Thana works in New York City’s garment district. She works as seamstress for an accomplished designer. Instantly, we see that Thana is quiet and shy. She would rather go home than hang out with her co-workers. This is an obvious choice by the director to illustrate to the audience that Thana is a bit of an outsider. Another obvious choice by the director is to show that the men of New York City are not the nicest or classiest of gentlemen. Minutes into the film, we can see that the shy Thana swims with the sharks the second she walks out the door.
After Thana gets her groceries, she is held up at gun point and raped in an alley way. In shock, she arrives at home to see that she is also being burglarized. In what can only be fate laughing at her, she is raped again. Instantly, any fan of cinema or alternative cinema will think that this course of events will parallel that to Meir Zarchi’s I Spit on Your Grave (1978). And you would be right. However, this tale of revenge takes a different course and it is none the better for all those involved.

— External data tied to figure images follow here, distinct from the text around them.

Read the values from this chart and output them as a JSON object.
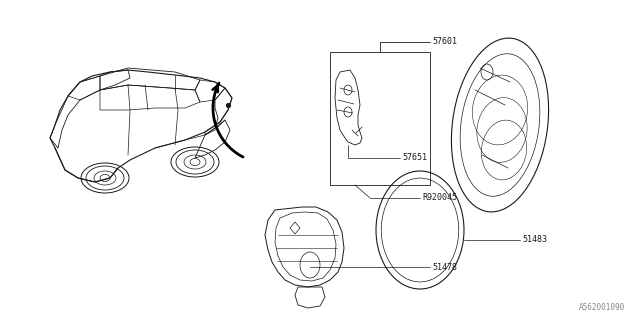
{
  "bg_color": "#ffffff",
  "line_color": "#1a1a1a",
  "text_color": "#1a1a1a",
  "watermark": "A562001090",
  "fig_width": 6.4,
  "fig_height": 3.2,
  "dpi": 100
}
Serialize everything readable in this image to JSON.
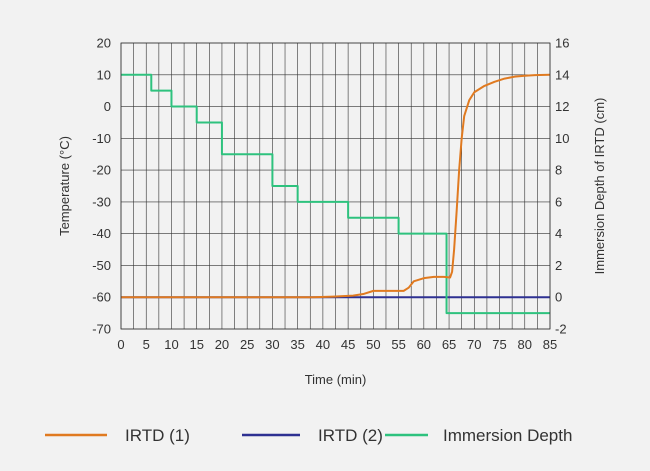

When Thana is being raped the second time, her attacker drops is gun and Thana fights back, killing him. She places the man in the tub and leaves him there. What is completely strange is that she goes back to work the next day like nothing happened. There is no call to the police, a revelation to friends or co-workers, she just decides to cover it up. Now raped women, in shock, tend to numerous things to compensate for the horrible crime that was committed against them. However, grabbing a bread knife and cutting up her assailant's remains is really out there. She had done nothing wrong but protect herself. Why is she covering this up? This might not seem so strange, but what happens next is so disconnect that it throws the audience out of the film completely.
Thana becomes a femme fatale yielding the very gun that her rapist carried, a .45. What is completely confusing is that Thana starts going after men who have done her no wrong. Yes, they may be a bit sleazy, but up until she whips out the gun and kills them, no crime was committed. The biggest head scratcher is Thana watching a young couple making out and decides to follow the guy home and kill him, unsuccessfully. Why? She even goes after the neighbor’s dog who does nothing but help Thana get rid of the evidence. Why does she want Phil the dog dead, again?

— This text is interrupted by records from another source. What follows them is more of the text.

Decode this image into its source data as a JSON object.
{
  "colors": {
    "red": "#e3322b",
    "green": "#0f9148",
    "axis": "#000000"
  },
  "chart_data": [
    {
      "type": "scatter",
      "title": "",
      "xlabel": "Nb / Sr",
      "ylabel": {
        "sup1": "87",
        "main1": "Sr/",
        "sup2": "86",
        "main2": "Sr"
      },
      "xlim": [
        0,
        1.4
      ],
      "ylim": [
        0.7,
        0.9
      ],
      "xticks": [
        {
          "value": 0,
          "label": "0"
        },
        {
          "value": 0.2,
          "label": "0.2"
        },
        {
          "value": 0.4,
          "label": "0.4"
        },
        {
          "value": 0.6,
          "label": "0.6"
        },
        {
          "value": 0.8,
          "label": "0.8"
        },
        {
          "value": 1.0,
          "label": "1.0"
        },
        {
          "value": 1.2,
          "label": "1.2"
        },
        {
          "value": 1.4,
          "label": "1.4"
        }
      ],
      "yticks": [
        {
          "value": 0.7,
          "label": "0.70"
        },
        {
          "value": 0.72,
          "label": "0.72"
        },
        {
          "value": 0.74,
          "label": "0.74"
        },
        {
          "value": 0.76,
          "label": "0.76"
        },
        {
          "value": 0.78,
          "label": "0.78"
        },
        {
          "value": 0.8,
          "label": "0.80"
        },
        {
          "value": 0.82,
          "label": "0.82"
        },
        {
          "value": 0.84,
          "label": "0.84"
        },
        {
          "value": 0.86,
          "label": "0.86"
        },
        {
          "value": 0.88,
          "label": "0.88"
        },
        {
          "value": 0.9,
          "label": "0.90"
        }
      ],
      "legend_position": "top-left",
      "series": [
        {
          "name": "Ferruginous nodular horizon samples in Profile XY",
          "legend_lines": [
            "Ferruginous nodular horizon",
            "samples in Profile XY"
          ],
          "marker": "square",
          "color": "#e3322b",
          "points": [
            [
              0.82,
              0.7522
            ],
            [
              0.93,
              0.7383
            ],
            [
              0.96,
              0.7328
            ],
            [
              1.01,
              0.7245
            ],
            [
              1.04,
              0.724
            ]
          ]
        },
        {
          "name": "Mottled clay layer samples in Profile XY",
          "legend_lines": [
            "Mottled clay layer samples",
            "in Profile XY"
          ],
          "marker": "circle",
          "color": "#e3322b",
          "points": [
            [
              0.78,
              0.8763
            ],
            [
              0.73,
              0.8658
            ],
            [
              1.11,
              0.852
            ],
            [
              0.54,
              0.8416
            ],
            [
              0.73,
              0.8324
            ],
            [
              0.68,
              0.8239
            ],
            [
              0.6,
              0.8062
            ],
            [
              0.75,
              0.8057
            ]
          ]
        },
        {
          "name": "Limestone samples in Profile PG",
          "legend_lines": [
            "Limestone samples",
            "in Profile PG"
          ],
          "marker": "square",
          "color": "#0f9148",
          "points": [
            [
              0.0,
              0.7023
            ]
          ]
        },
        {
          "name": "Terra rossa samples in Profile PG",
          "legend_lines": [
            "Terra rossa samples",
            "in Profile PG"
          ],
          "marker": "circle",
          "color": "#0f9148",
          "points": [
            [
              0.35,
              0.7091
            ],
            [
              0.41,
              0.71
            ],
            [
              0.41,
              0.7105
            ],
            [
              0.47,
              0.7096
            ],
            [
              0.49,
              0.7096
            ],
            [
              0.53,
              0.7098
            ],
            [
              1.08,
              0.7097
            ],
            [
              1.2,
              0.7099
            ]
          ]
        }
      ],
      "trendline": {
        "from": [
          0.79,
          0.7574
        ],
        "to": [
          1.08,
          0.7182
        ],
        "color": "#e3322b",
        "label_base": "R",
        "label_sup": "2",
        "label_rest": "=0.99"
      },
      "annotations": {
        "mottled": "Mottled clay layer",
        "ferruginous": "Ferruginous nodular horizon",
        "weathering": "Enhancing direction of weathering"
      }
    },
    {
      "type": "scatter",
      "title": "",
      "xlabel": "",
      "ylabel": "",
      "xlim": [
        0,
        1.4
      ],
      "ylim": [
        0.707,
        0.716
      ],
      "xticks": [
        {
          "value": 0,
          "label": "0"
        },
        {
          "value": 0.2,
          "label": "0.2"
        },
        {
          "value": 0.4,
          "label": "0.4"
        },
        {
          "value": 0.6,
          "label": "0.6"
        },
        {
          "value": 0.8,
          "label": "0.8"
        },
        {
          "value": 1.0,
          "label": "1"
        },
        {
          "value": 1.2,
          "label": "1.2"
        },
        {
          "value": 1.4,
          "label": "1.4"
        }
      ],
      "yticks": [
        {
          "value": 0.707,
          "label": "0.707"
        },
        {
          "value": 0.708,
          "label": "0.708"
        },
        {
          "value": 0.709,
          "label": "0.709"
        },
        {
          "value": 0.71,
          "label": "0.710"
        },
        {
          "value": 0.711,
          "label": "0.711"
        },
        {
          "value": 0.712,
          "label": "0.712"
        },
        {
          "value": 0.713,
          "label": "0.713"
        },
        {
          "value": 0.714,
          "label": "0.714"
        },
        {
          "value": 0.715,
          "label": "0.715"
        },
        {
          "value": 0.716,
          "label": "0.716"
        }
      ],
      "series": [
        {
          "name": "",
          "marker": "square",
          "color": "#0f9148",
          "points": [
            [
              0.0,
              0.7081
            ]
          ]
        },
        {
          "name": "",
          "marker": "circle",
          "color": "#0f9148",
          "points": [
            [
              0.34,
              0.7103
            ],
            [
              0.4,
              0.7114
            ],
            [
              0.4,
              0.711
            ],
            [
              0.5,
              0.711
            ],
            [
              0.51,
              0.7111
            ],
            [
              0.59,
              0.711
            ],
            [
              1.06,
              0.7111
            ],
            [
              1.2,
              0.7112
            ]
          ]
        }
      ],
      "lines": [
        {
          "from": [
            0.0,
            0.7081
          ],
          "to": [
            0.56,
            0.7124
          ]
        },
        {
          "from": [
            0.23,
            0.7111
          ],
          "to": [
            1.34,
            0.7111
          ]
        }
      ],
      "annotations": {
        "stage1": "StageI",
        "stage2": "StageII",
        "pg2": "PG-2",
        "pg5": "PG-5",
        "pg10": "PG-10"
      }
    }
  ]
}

The disconnect here is that Thana quickly becomes the antagonist in a story where she is supposed to be the protagonist. As brutal as I Spit on Your Grave is, it is still easier to root for Jennifer (Camille Keaton) than despise her. Further more, the closest thing to friends and family she has in the film, her co-workers, fall into her sights. The how and the why quickly go out the window and so does the enjoyment of watching Ms. 45.
I admire what Drafthouse Films is doing in highlighting these almost forgotten films, Ms. 45 and The Visitor (see review), for a whole new generation. I just hope their next choice is at least watchable.